She must have caught him off guard, because he took a moment to collect his thoughts. “What is there to explain? You will go home. I will go home. And that will be the end of it. Think about this, Etta. You scarcely know me—”
“I know you,” she interrupted. “I know you, Nicholas Carter. And I know it doesn’t have to be that way.”
“And I know you’ve never planned to give Ironwood the astrolabe,” he said sharply. “That you’ve got it in your head you can escape him and his reach.”
She felt a peculiar, hopeless kind of relief to have it out in the open. “I can get it, and I can save my mother—”
“And myself? You expect me to simply let you go, knowing you’ll be in grave danger?” he demanded, stooping to look her directly in the eye. Finally, the wall was down. Nicholas looked the way she felt—exhausted, fraught. “You were simply going to leave me behind again, weren’t you, without so much as a word?”
“No!” she said. “No! I’ve been trying to figure out another option for us—I don’t want you to have to give up the life you have.”
“What is this ‘other option’? You return with me? Even if we could hide from the old man’s wrath…to what end? We’d still be in hiding. Even if you could stand the months I’m away at sea, there are laws—enforceable laws, Etta, with years of prison as a sentence—preventing any such union. Not just in America, but in the rest of the world. I could live with the shame of being a criminal, but I would never ask this of you. And I would not risk your life, knowing that others may enforce their own prejudices outside of the law.”
There was her answer.
She hadn’t realized until that moment that she could feel any more foolish or naïve than she already did.
She didn’t know anything. She really didn’t.
“Etta…” he began. “That came out harsher than I meant it to be. I can see it in your face that you truly didn’t know—but it’s all I’ve ever known. I’ve had to live by it my whole life. If there’s a way around it, I want to hear what you think it is. Can you not see it? Can you not feel how badly I want you? I’m a selfish bastard, I’m worse than you’ll ever know, but I’ll answer to God or anyone else who tries to stand in our way so long as I know you’re safe. Tell me how to keep this—tell me the path forward. I beg you.”
She felt the tears thick in her throat, warm on her face. “You could come with me. I won’t lie to you and say my time is perfect, or that the country doesn’t get worse before it gets better, but those laws are gone.”
He seemed to consider this, rubbing his jaw. “What would I do there? How would I support myself? The one thing that I know, that I’ve worked for, would be unrecognizable. And is there a way to prove or earn citizenship?”
God—how would he? No Social Security number, no birth certificate…no passport. How had Mom done it? She could help him establish an identity, couldn’t she?
“Or would you, your mother, and I all have to keep traveling, struggling to stay one step ahead of the old man?”
“I’m not dismissing those questions, because they’re real and I’m not totally sure how to get around them,” she said, “but I’m willing to try. My mom did it. Travelers have clearly figured out some system. I feel like all you’re willing to see are the problems, and none of the benefits—medicine, for one thing. Education. You could attend school, choose a job for yourself.” She took a breath. “I’m not trying to play down how terrifying it would be to start over in a new era—”
“I’m not frightened,” he interrupted, only to soften his voice as he continued. “How could I be, knowing I had you there? I know you think I’m being obstinate.…I keep asking myself, what sort of joke is this that we’ve found one another, but all the while there’s no true way forward? There’s something unnatural in what we can do as travelers, and maybe this is a punishment for it.”
“Don’t say that,” she begged. “It’s complicated, I know, but it’s not impossible.”

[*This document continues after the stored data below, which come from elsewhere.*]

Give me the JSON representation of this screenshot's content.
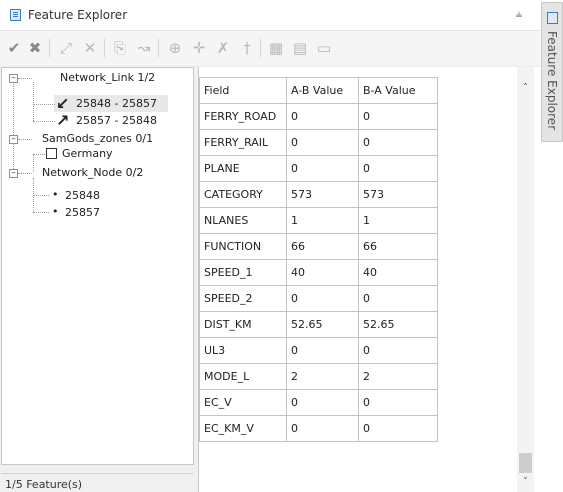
{
  "window": {
    "title": "Feature Explorer"
  },
  "side_tab": {
    "label": "Feature Explorer"
  },
  "toolbar": {
    "icons": [
      "checkmark-icon",
      "cancel-icon",
      "expand-icon",
      "close-icon",
      "copy-icon",
      "pan-icon",
      "add-node-icon",
      "move-node-icon",
      "delete-node-icon",
      "split-icon",
      "grid-icon",
      "table-icon",
      "folder-icon"
    ]
  },
  "tree": {
    "groups": [
      {
        "label": "Network_Link 1/2",
        "items": [
          {
            "label": "25848 - 25857",
            "selected": true
          },
          {
            "label": "25857 - 25848"
          }
        ]
      },
      {
        "label": "SamGods_zones 0/1",
        "items": [
          {
            "label": "Germany"
          }
        ]
      },
      {
        "label": "Network_Node 0/2",
        "items": [
          {
            "label": "25848"
          },
          {
            "label": "25857"
          }
        ]
      }
    ]
  },
  "status": {
    "text": "1/5 Feature(s)"
  },
  "grid": {
    "headers": [
      "Field",
      "A-B Value",
      "B-A Value"
    ],
    "rows": [
      [
        "FERRY_ROAD",
        "0",
        "0"
      ],
      [
        "FERRY_RAIL",
        "0",
        "0"
      ],
      [
        "PLANE",
        "0",
        "0"
      ],
      [
        "CATEGORY",
        "573",
        "573"
      ],
      [
        "NLANES",
        "1",
        "1"
      ],
      [
        "FUNCTION",
        "66",
        "66"
      ],
      [
        "SPEED_1",
        "40",
        "40"
      ],
      [
        "SPEED_2",
        "0",
        "0"
      ],
      [
        "DIST_KM",
        "52.65",
        "52.65"
      ],
      [
        "UL3",
        "0",
        "0"
      ],
      [
        "MODE_L",
        "2",
        "2"
      ],
      [
        "EC_V",
        "0",
        "0"
      ],
      [
        "EC_KM_V",
        "0",
        "0"
      ]
    ]
  }
}
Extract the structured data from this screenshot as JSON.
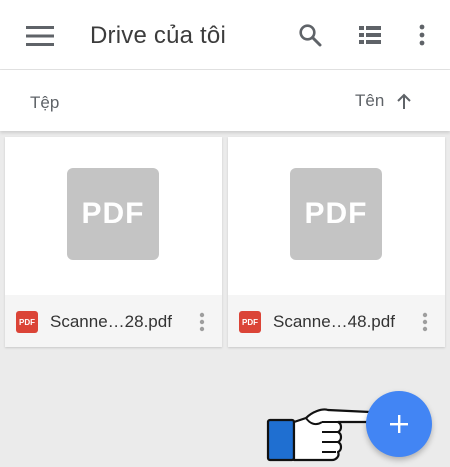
{
  "app": {
    "title": "Drive của tôi"
  },
  "icons": {
    "menu": "menu-icon",
    "search": "search-icon",
    "view_toggle": "list-view-icon",
    "more": "more-vert-icon",
    "sort_direction": "arrow-up-icon",
    "add": "plus-icon",
    "pointer": "pointing-hand-icon"
  },
  "sort_bar": {
    "section_label": "Tệp",
    "sort_label": "Tên"
  },
  "files": [
    {
      "name": "Scanne…28.pdf",
      "thumbnail_label": "PDF",
      "type_badge": "PDF"
    },
    {
      "name": "Scanne…48.pdf",
      "thumbnail_label": "PDF",
      "type_badge": "PDF"
    }
  ],
  "colors": {
    "fab": "#4285f4",
    "pdf_badge": "#db4437",
    "thumbnail_placeholder": "#c4c4c4",
    "background": "#ebebeb",
    "pointer_cuff": "#1f6fd1"
  }
}
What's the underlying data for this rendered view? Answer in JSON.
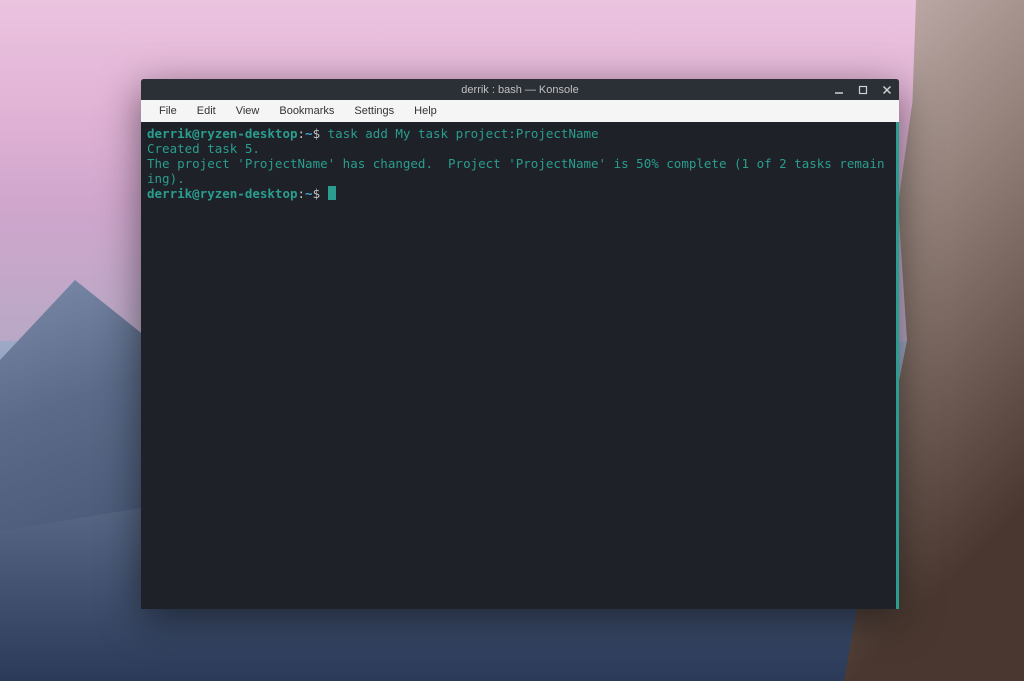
{
  "window": {
    "title": "derrik : bash — Konsole"
  },
  "menubar": {
    "items": [
      "File",
      "Edit",
      "View",
      "Bookmarks",
      "Settings",
      "Help"
    ]
  },
  "terminal": {
    "prompt": {
      "user_host": "derrik@ryzen-desktop",
      "separator": ":",
      "path": "~",
      "symbol": "$"
    },
    "lines": [
      {
        "type": "prompt",
        "command": "task add My task project:ProjectName"
      },
      {
        "type": "output",
        "text": "Created task 5."
      },
      {
        "type": "output",
        "text": "The project 'ProjectName' has changed.  Project 'ProjectName' is 50% complete (1 of 2 tasks remaining)."
      },
      {
        "type": "prompt_cursor"
      }
    ]
  },
  "colors": {
    "terminal_bg": "#1e2127",
    "terminal_accent": "#2a9d8f",
    "terminal_path": "#4a9ecc",
    "menubar_bg": "#f5f5f5",
    "titlebar_bg": "#2b2f36"
  }
}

“But what if it doesn’t work? What if we can’t sort everything out in your time? Your era is one small sliver of time compared to all eternity—there is only one small place you and I can be safe together. But even so, how long would it be before missing home and our loved ones became unbearable to one of us? It all ends the same way, with us breaking apart. Isn’t it better to have it done with now?”
“No,” she said stubbornly. “We could find a place. We could make our own.”

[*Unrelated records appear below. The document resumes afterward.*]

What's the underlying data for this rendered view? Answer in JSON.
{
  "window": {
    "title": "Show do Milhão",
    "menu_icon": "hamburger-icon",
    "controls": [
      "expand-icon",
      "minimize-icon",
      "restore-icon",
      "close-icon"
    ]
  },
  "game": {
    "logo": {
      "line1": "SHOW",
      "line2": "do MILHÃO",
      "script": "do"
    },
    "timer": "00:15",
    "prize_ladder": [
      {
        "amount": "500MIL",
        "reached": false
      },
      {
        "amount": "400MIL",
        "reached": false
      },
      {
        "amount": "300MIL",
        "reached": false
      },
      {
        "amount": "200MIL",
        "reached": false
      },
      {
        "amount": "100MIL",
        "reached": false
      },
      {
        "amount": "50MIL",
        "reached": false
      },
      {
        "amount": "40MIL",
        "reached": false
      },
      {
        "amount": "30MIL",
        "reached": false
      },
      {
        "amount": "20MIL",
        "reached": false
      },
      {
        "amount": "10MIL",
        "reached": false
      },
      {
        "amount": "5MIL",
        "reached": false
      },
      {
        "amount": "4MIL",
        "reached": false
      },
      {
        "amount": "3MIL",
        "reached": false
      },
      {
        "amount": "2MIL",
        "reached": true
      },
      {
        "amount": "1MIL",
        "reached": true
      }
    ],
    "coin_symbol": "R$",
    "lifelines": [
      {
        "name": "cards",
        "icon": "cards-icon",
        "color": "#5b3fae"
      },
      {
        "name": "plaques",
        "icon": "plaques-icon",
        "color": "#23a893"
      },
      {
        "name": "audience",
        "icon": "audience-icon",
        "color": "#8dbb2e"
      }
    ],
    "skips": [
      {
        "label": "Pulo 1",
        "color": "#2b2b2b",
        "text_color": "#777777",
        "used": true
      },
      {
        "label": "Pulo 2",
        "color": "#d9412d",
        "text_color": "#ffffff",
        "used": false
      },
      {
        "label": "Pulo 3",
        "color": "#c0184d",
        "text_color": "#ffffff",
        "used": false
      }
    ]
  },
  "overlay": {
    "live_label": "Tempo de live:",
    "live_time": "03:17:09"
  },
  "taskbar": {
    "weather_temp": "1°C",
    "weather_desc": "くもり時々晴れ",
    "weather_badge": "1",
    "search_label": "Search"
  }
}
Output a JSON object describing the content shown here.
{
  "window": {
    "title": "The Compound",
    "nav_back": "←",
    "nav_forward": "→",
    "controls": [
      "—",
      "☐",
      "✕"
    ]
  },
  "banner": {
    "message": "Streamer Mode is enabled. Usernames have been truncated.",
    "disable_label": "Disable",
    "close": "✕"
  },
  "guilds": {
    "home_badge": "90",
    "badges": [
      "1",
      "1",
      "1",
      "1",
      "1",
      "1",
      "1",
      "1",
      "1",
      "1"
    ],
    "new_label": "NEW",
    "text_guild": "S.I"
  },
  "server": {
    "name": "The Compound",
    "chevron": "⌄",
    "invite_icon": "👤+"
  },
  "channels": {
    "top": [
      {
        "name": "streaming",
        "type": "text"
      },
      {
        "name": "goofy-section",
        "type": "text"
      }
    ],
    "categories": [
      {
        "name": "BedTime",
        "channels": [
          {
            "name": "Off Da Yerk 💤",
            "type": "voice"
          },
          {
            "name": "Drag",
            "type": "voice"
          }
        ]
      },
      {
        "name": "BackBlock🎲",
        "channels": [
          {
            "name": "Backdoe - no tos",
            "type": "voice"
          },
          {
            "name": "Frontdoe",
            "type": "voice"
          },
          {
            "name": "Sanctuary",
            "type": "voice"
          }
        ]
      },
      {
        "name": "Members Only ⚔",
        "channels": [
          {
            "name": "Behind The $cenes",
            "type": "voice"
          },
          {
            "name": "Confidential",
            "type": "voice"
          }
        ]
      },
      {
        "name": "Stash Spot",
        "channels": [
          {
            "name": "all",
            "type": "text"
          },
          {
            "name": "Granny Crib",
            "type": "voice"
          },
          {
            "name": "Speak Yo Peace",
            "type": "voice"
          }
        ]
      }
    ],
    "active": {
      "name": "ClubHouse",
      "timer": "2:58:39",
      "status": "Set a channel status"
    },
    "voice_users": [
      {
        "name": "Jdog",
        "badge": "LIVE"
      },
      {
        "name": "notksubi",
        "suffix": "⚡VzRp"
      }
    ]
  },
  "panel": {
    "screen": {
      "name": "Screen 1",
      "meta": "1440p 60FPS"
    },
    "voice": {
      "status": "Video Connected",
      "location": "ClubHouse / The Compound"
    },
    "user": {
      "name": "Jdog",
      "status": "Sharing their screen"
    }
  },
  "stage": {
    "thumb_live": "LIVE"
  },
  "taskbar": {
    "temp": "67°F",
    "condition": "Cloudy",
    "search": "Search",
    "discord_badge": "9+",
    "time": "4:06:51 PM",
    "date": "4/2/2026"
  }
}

“I knew you’d say that. If you can’t accept those terms, then can you understand…I realize this may sound foolish to you, but I have my pride, Etta. I’ve bled and sweated and given myself to the making of my life. I could not bear being a burden to you. I want the whole of you, and would never give you less of me.”

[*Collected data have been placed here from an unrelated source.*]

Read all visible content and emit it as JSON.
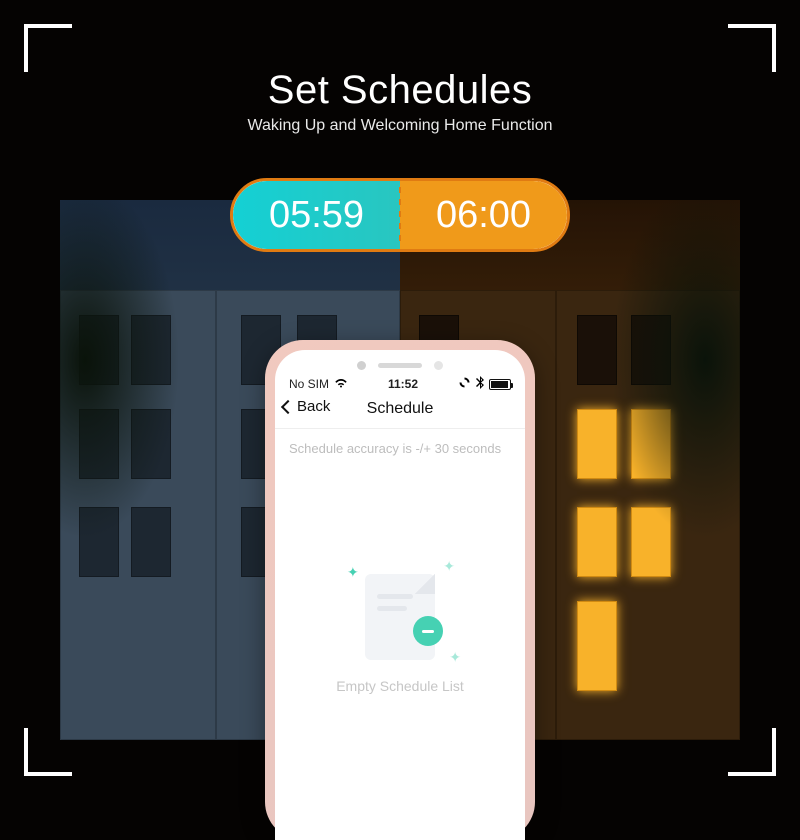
{
  "hero": {
    "title": "Set Schedules",
    "subtitle": "Waking Up and Welcoming Home Function"
  },
  "timepill": {
    "left": "05:59",
    "right": "06:00"
  },
  "phone": {
    "status": {
      "carrier": "No SIM",
      "clock": "11:52"
    },
    "nav": {
      "back_label": "Back",
      "title": "Schedule"
    },
    "hint": "Schedule accuracy is -/+ 30 seconds",
    "empty_label": "Empty Schedule List"
  }
}
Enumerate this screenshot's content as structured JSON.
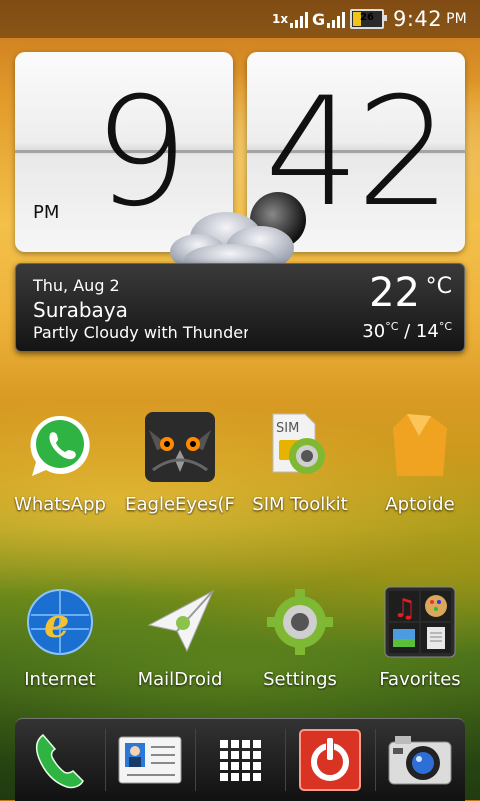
{
  "status_bar": {
    "network_label": "1x",
    "network_type": "G",
    "battery_level": "26",
    "time": "9:42",
    "ampm": "PM"
  },
  "clock_widget": {
    "hour": "9",
    "minute": "42",
    "ampm": "PM"
  },
  "weather_widget": {
    "date": "Thu, Aug 2",
    "city": "Surabaya",
    "condition": "Partly Cloudy with Thunder",
    "temperature": "22",
    "unit": "°C",
    "high": "30",
    "low": "14",
    "range_unit": "°C"
  },
  "apps": [
    {
      "label": "WhatsApp",
      "icon": "whatsapp-icon"
    },
    {
      "label": "EagleEyes(F",
      "icon": "eagleeyes-icon"
    },
    {
      "label": "SIM Toolkit",
      "icon": "sim-toolkit-icon"
    },
    {
      "label": "Aptoide",
      "icon": "aptoide-icon"
    },
    {
      "label": "Internet",
      "icon": "internet-icon"
    },
    {
      "label": "MailDroid",
      "icon": "maildroid-icon"
    },
    {
      "label": "Settings",
      "icon": "settings-icon"
    },
    {
      "label": "Favorites",
      "icon": "favorites-folder-icon"
    }
  ],
  "dock": [
    {
      "name": "phone",
      "icon": "phone-icon"
    },
    {
      "name": "people",
      "icon": "contacts-icon"
    },
    {
      "name": "all apps",
      "icon": "app-drawer-icon"
    },
    {
      "name": "power",
      "icon": "power-icon"
    },
    {
      "name": "camera",
      "icon": "camera-icon"
    }
  ],
  "colors": {
    "accent": "#f0c419",
    "whatsapp": "#2fb342",
    "power": "#d93324"
  }
}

Nicholas held her face, smoothing away the tears. The small smile he offered was meant to steal one from her, she thought, but it only broke her heart a little more.
“We have done the impossible,” he said, bringing his lips to the shell of her ear. “We have stolen what time we could, and it won’t ever be taken from us.”
“It’s not enough,” she whispered.
“I know, Etta, I know,” he said, already stepping back. “But this cannot be forever.”